In order to send data to the AVR, [Steve] used the LED outputs on the keyboard. These LEDs can easily be toggled according to the HID device specification. They provide a 5 volt output with current limiting resistors, which means they can be connected directly to the target AVR.

Reading data is a bit more complex. The optocoupler tricks the keyboard into believing that a single key has been pressed, firing off a data transfer. The MISO pin on the AVR is connected to the row and column of the shift key, which is read by the driver.

On the software side [Steve] created an avrdude interface driver. This allows the programmer to be used with avrdude, just like any other programmer. [Steve] does point out that it isn’t the fastest programmer since the keyboard tries to debounce the MISO input, greatly limiting the speed. However, since it’s made from stuff you might have in your junk bin, it’s a neat hack.

22 thoughts on “USB Keyboard Becomes an AVR Programmer

  1. I did something similar as a school project – transfer of image data bit by bit using the keyboard LEDs. The USB device was a pSoC.. basically what I found was that the keyboard leds are not a reliable data transfer device, at least on Windows.

    1. Did you communicate directly with the keyboard, or was the operating system’s HID driver doing the job? Since I unload the kernel driver and access the keyboard from userspace, that works fine and very reliable. Also this doesn’t interfer with the state of the ‘real’ keyboard attached to the machine. On Windows this should work by removing the default HID driver in the device manager, and using zadig to bind the generic libusb-driver to the device.

  2. I don’t really see the use of the de-bouncing here as there are no physical buttons. can someone explain this to me?

    1. The keyboard controller does it because it was designed to read mechanical buttons. I also believe the speed is limited by how fast keyboards transfer types to the computer(you cannot really type that fast but for a microcontroller…. that’s slow)

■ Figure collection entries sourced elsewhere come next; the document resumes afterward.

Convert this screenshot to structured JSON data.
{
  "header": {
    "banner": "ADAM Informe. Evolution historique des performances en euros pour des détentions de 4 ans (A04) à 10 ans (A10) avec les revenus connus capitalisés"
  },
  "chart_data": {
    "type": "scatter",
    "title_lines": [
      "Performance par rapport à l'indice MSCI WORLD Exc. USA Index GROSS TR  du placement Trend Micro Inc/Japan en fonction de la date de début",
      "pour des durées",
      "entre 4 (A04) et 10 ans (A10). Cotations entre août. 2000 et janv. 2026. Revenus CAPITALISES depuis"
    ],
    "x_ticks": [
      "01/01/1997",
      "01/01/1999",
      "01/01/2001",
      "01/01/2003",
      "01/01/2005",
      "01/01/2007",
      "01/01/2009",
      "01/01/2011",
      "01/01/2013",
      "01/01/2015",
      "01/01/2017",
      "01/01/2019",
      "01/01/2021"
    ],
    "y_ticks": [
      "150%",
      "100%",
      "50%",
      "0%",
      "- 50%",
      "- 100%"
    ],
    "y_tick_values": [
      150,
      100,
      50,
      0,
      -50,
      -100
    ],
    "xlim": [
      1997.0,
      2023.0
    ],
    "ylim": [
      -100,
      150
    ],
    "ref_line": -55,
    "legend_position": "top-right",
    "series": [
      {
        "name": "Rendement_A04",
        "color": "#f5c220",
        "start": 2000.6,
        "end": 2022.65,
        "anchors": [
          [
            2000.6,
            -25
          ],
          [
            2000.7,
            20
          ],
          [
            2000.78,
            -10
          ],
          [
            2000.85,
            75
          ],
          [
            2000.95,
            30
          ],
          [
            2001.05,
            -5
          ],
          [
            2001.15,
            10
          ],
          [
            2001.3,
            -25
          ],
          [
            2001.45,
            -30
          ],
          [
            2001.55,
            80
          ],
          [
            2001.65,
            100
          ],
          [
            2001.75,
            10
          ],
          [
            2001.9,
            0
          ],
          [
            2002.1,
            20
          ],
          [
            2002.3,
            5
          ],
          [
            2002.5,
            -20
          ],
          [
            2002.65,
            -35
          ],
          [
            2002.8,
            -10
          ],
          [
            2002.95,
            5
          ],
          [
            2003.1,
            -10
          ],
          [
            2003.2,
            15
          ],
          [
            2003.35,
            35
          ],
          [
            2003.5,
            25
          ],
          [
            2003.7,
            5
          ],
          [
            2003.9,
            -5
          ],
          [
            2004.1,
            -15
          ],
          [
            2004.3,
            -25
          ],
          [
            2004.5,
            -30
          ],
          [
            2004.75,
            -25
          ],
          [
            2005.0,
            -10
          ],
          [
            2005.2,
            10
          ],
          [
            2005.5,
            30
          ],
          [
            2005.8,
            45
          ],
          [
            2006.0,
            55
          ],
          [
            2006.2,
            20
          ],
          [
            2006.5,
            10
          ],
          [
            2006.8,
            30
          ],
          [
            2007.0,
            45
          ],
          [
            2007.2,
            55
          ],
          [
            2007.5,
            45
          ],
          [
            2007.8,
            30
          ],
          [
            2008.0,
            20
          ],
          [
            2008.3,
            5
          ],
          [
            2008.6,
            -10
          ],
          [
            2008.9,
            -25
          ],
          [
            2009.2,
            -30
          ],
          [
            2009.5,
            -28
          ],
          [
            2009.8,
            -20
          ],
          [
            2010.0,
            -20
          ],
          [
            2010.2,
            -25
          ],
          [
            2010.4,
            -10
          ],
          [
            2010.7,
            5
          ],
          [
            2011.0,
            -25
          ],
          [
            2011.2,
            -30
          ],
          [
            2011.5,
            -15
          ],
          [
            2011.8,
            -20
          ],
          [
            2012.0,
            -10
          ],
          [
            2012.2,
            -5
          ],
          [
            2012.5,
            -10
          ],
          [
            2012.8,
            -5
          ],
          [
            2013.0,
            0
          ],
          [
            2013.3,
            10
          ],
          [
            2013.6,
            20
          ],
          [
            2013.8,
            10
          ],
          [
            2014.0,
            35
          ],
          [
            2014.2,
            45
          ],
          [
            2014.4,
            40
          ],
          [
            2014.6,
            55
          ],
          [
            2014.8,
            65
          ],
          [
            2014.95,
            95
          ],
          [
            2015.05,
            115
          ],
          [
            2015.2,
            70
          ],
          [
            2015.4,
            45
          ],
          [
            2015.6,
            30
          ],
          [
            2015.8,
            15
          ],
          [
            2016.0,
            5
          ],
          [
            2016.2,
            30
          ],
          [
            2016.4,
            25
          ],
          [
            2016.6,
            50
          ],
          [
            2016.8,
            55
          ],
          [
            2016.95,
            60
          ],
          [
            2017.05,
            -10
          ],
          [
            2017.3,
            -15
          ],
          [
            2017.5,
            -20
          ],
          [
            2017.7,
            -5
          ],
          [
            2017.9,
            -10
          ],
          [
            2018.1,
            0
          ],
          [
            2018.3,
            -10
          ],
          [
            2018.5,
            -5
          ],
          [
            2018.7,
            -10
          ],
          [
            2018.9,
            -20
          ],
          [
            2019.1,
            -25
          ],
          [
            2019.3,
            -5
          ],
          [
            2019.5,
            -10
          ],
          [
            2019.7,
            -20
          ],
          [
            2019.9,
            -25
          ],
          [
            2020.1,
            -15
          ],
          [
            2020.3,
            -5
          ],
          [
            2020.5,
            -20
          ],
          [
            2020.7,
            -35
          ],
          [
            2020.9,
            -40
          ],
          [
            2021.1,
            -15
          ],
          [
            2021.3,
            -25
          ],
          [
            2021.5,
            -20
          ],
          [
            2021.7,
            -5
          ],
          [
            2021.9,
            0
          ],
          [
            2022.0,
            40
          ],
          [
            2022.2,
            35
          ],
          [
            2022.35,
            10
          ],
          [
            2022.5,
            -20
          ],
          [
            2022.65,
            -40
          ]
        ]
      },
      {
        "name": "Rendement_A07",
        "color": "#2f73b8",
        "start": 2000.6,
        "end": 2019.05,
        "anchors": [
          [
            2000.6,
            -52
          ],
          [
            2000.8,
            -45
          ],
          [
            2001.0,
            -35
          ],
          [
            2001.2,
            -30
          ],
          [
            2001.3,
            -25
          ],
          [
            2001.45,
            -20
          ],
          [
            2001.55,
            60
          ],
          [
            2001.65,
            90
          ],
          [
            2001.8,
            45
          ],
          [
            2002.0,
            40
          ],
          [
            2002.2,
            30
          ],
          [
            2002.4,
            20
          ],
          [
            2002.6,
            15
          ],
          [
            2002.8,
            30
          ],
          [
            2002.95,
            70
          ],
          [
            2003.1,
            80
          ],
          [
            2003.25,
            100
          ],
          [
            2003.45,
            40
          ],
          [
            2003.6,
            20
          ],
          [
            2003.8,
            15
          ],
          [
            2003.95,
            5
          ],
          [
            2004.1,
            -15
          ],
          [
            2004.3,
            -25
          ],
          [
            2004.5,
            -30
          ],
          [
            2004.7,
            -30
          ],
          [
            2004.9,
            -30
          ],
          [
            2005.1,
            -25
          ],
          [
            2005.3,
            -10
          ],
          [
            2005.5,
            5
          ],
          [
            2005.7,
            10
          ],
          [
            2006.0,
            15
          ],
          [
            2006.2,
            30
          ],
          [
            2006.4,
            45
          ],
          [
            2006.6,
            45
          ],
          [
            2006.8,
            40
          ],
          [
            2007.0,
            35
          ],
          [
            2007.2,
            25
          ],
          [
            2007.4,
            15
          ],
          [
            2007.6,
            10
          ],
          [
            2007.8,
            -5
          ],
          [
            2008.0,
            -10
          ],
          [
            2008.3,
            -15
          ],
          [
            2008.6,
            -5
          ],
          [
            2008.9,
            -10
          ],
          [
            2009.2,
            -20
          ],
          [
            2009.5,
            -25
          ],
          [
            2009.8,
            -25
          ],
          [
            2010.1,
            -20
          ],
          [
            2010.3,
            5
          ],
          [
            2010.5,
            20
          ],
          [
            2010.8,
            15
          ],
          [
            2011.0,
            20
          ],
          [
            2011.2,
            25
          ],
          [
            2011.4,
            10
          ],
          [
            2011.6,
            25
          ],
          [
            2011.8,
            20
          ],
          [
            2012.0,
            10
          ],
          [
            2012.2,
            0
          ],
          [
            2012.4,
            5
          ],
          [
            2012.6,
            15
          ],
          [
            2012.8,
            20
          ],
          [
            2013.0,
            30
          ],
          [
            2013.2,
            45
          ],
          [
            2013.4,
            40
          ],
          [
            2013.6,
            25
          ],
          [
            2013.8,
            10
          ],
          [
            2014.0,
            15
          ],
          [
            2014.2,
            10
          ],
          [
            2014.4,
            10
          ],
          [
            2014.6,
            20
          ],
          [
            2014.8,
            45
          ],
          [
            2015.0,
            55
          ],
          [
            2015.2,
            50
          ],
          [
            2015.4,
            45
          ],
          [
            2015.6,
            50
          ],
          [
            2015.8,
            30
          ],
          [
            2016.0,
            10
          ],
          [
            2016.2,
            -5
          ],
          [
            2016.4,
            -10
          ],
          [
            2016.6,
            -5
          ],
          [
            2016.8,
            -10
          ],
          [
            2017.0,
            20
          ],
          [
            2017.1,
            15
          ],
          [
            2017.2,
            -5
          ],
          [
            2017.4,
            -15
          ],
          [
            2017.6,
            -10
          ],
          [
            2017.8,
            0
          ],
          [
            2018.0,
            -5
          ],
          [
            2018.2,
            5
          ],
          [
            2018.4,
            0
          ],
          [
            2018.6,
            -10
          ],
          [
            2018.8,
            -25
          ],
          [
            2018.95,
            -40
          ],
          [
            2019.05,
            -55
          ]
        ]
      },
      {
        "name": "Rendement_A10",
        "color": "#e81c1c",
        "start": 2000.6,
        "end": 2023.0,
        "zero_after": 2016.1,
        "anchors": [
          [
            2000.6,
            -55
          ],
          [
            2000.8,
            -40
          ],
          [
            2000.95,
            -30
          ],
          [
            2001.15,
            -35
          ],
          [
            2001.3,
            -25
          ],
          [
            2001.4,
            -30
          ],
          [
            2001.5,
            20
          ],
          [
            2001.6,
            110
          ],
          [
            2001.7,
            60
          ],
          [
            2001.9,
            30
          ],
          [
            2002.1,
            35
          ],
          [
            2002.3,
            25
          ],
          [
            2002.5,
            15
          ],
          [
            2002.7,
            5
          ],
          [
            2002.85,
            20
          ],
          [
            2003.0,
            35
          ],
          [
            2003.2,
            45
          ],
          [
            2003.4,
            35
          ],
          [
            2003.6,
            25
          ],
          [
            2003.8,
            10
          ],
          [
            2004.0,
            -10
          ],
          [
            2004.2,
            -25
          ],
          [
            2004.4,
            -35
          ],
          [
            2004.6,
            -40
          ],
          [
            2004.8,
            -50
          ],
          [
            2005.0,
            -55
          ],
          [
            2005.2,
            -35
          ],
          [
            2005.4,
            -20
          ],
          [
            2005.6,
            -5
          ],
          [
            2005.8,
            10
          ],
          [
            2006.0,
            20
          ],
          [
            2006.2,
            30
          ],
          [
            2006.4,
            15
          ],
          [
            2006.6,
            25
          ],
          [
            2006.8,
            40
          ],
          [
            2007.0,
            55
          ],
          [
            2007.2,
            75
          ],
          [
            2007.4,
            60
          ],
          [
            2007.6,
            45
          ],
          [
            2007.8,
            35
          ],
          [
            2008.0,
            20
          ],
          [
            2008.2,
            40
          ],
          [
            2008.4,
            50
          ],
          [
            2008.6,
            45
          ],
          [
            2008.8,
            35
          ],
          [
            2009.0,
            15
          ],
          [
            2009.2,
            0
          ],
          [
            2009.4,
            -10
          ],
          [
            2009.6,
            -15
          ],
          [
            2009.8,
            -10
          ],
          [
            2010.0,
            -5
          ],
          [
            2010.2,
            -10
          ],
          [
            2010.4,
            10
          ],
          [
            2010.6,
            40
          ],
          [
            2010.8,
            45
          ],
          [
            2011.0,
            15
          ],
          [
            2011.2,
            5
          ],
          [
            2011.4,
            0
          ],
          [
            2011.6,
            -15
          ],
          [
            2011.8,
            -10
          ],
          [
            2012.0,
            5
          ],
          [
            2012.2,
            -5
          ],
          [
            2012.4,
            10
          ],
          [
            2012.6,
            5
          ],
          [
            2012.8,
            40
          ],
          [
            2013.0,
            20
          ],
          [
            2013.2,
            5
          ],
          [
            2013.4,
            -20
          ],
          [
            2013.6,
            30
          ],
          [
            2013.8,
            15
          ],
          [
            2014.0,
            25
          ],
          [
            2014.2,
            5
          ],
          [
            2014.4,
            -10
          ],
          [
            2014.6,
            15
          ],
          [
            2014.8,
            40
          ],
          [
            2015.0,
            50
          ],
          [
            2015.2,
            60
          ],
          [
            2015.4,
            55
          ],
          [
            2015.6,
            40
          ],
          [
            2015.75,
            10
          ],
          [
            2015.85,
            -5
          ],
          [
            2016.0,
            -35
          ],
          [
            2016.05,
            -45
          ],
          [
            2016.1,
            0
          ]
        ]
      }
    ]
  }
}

      1. Oh yes, I didn’t read the website itself. Because I was wondering “why the hell would he be debouncing digital signals” in the first place.

  3. Wow I had the same idea, never got around to making it happen. I even have the pcb as shown. Kudos for making it happen and not forgetting about it.

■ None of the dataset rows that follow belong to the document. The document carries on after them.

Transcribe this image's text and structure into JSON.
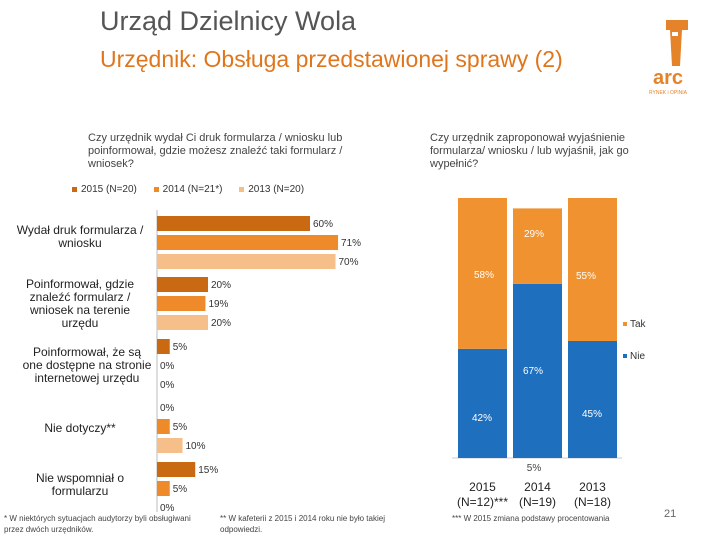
{
  "header": {
    "title": "Urząd Dzielnicy Wola",
    "subtitle": "Urzędnik: Obsługa przedstawionej sprawy (2)"
  },
  "logo": {
    "text": "arc",
    "tagline": "RYNEK i OPINIA"
  },
  "chart_data": [
    {
      "type": "bar",
      "orientation": "horizontal",
      "title": "Czy urzędnik wydał Ci druk formularza / wniosku lub poinformował, gdzie możesz znaleźć taki formularz / wniosek?",
      "categories": [
        "Wydał druk formularza / wniosku",
        "Poinformował, gdzie znaleźć formularz / wniosek na terenie urzędu",
        "Poinformował, że są one dostępne na stronie internetowej urzędu",
        "Nie dotyczy**",
        "Nie wspomniał o formularzu"
      ],
      "series": [
        {
          "name": "2015 (N=20)",
          "color": "#c96a13",
          "values": [
            60,
            20,
            5,
            0,
            15
          ],
          "labels": [
            "60%",
            "20%",
            "5%",
            "0%",
            "15%"
          ]
        },
        {
          "name": "2014 (N=21*)",
          "color": "#ee8a2a",
          "values": [
            71,
            19,
            0,
            5,
            5
          ],
          "labels": [
            "71%",
            "19%",
            "0%",
            "5%",
            "5%"
          ]
        },
        {
          "name": "2013 (N=20)",
          "color": "#f6be88",
          "values": [
            70,
            20,
            0,
            10,
            0
          ],
          "labels": [
            "70%",
            "20%",
            "0%",
            "10%",
            "0%"
          ]
        }
      ],
      "xlim": [
        0,
        100
      ]
    },
    {
      "type": "bar",
      "stacked": true,
      "title": "Czy urzędnik zaproponował wyjaśnienie formularza/ wniosku / lub wyjaśnił, jak go wypełnić?",
      "categories": [
        "2015 (N=12)***",
        "2014 (N=19)",
        "2013 (N=18)"
      ],
      "category_lines": [
        [
          "2015",
          "(N=12)***"
        ],
        [
          "2014",
          "(N=19)"
        ],
        [
          "2013",
          "(N=18)"
        ]
      ],
      "series": [
        {
          "name": "Nie",
          "color": "#1f6fbf",
          "values": [
            42,
            67,
            45
          ],
          "labels": [
            "42%",
            "67%",
            "45%"
          ]
        },
        {
          "name": "Tak",
          "color": "#f0922f",
          "values": [
            58,
            29,
            55
          ],
          "labels": [
            "58%",
            "29%",
            "55%"
          ]
        },
        {
          "name": "",
          "color": "#ffffff",
          "values": [
            0,
            5,
            0
          ],
          "labels": [
            "",
            "5%",
            ""
          ]
        }
      ],
      "ylim": [
        0,
        100
      ],
      "legend": [
        "Tak",
        "Nie"
      ]
    }
  ],
  "footnotes": {
    "f1": "* W niektórych sytuacjach audytorzy byli obsługiwani przez dwóch urzędników.",
    "f2": "** W kafeterii z 2015 i 2014 roku nie było takiej odpowiedzi.",
    "f3": "*** W 2015 zmiana podstawy procentowania"
  },
  "page_number": "21"
}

  4. Depending on the hardware, he might be able to have the circuit cascade into pushing another button that the driver doesn’t listen to in order to get around the debounce.

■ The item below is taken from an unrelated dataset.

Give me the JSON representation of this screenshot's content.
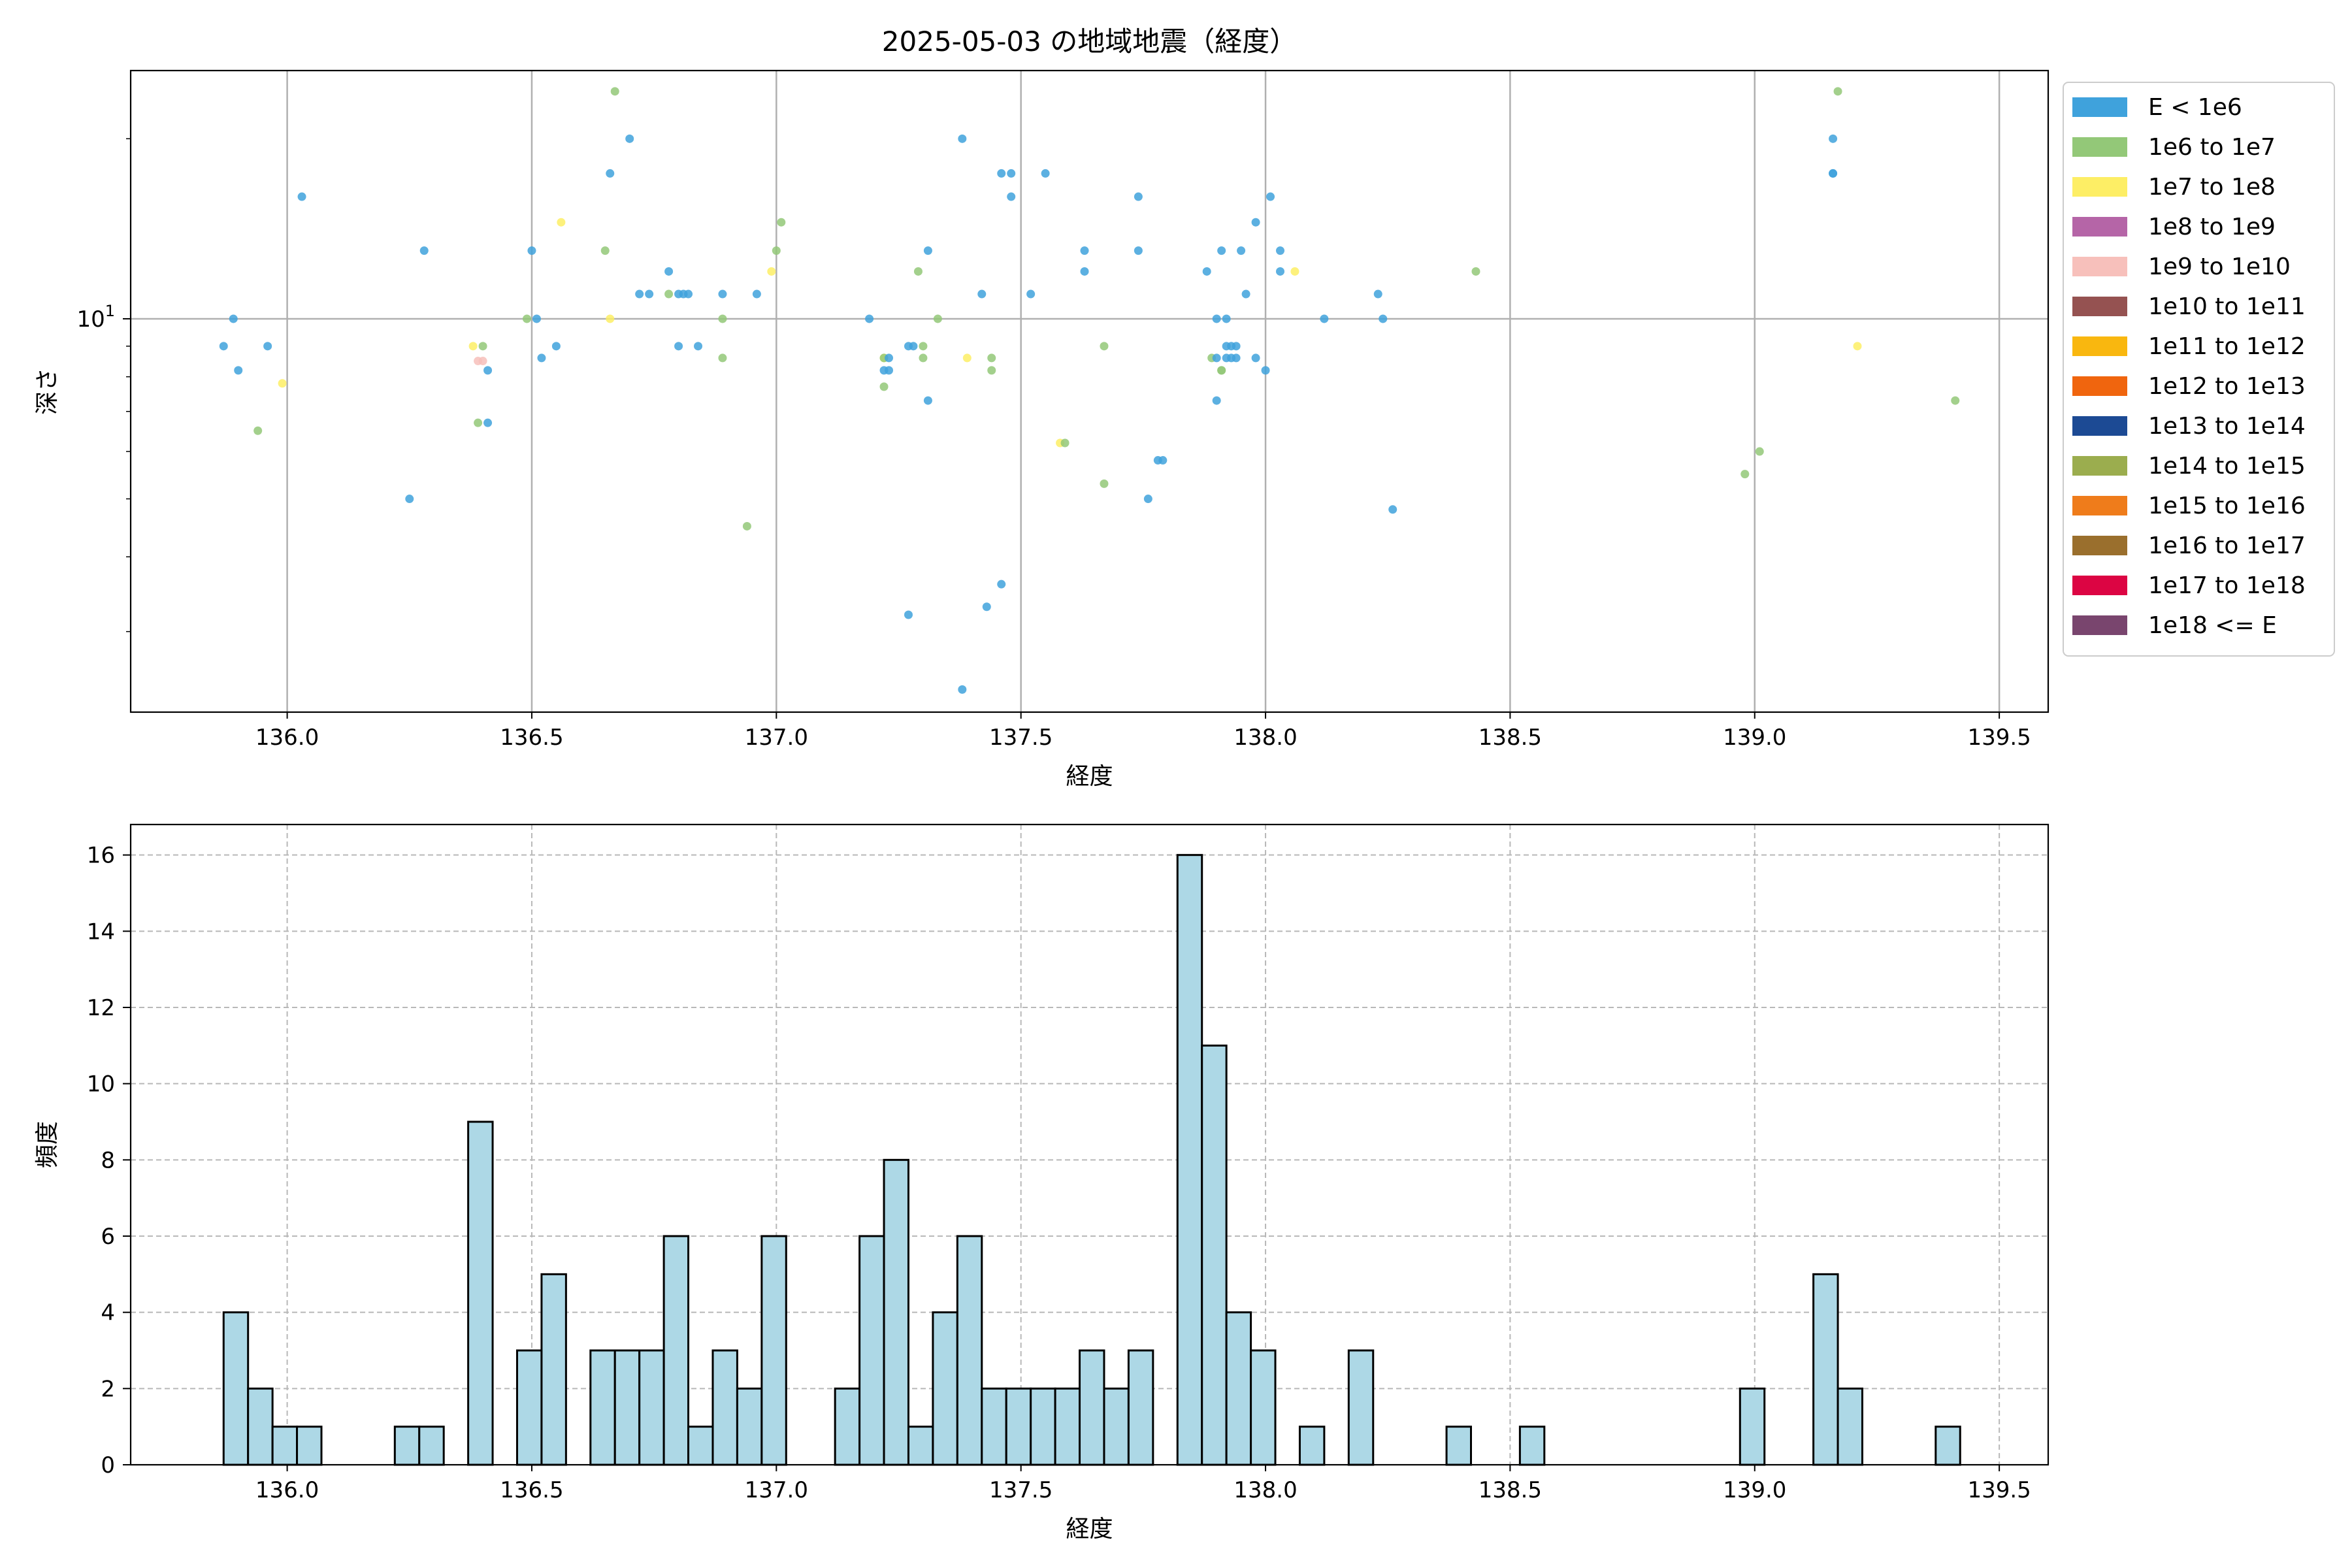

    1. Because it needs extra hardware? I don’t see why not, but I don’t see what the advantage would be, as the keyboard already has the input and output that it needs.

  5. This actually inspired me to create a little gadget for my girlfriend. She was suffering lack of num-section in her laptop, so I bought one of those USB numerical keyboards with USB hub. I split it apart and packed tiny-attiny13 and entrails of an old pendrive inside. AVR listens to what num-lock diode says, and depending on what it is (no, I am not going to tell you the secret sequence), enables pendrive power line via transistor. In order to achieve thrilling impressions in user, there are also few red smd leds blinking&shining through holes drilled in a special shape on the top of the keyboard case. All of those cheap USB devices seems to be so hackable!

  6. Someone should make a variant of this that uses the integrated sound IC on most laptops as a programmer/reader using a mic and both L and R channels.